David Baker is an American poet and professor of English born in 1954. His poetry books have titles like Never-Ending birds, Changeable Thunder, or The truth about small towns. I liked this poem at first sight.
The subtle rhyme and rhythm of the first verse, until “I suppose he is”, is a fine poetic craftwork. Both – chokes, Yabs – dab, shrubs – budging, yelping – help.
The dog is store-bought, we associate a certain type of people with that. We would befriend our own dogs in animal shelters. The chain (not a leash) is too short. What happens next in the poem is strange. The I lies in the sun (we assume it is a late afternoon).

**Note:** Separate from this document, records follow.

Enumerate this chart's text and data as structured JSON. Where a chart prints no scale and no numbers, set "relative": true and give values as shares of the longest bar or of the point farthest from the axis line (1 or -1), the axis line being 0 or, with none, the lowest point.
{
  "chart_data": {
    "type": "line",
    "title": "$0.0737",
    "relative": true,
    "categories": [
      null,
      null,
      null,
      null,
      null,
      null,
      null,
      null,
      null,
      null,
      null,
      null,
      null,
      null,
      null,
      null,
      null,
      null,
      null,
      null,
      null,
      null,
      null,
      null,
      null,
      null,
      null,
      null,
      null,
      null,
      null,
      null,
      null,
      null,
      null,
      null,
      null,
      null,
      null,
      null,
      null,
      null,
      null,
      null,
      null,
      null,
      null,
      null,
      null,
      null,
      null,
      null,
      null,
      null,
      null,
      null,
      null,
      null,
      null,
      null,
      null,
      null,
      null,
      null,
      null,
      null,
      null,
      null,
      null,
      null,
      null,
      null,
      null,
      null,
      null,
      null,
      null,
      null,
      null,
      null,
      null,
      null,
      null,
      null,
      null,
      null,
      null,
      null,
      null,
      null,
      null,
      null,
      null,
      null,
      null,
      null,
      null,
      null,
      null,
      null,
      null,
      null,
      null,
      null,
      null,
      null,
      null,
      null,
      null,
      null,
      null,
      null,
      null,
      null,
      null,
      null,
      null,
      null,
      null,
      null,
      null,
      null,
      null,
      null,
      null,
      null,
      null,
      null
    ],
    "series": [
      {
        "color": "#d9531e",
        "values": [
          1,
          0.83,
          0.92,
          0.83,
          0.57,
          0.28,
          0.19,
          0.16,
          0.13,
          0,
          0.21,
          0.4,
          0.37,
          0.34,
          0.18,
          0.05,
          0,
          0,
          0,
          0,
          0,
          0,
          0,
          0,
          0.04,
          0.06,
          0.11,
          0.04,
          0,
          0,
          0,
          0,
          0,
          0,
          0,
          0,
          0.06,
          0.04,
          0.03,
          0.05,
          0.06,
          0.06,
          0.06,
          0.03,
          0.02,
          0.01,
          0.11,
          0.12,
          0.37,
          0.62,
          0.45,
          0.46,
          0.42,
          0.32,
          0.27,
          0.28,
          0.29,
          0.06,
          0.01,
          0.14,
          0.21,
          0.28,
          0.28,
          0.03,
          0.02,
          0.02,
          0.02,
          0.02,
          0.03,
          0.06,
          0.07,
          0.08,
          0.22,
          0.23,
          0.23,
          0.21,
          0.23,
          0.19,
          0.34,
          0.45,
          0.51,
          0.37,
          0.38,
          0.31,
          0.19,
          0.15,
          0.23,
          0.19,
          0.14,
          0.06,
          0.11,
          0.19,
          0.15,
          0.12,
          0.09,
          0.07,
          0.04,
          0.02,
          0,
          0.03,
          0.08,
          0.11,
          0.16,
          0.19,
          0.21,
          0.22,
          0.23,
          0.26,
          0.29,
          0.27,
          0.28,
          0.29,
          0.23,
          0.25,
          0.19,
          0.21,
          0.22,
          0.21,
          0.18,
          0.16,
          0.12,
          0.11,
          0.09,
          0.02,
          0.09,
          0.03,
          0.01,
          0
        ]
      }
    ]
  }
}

Why does the I say he is dying? Is the sight of the choking dog unbearable? Or is it the pup that says “I’m surely dying”, the line set italics to indicate that? The I and the dog are conflated in these lines. The author asks for help because he identifies with the suffering dog.
But in the second verse it is the cruel neighbor’s life that is ticking away like my own (my emphasis). The I also identifies himself with the cruel neighbor. This leads to inaction: I’ll stay right here in the cool shade. The crying of the dog is now perceived as the expression of the sadness of both the author and his neighbor. The explanation that follows is straightforward: both men are single and lack physical intimacy. Their chains are mental.
The last lines sound classical and remind me of Emily Dickinson. The yelping little pup reminds us of our own mortality and the poet is telling us implicitly, I believe, that we should not sit idly by when we see another being in pain, as death “comes quickly enough on their own, sweet time”.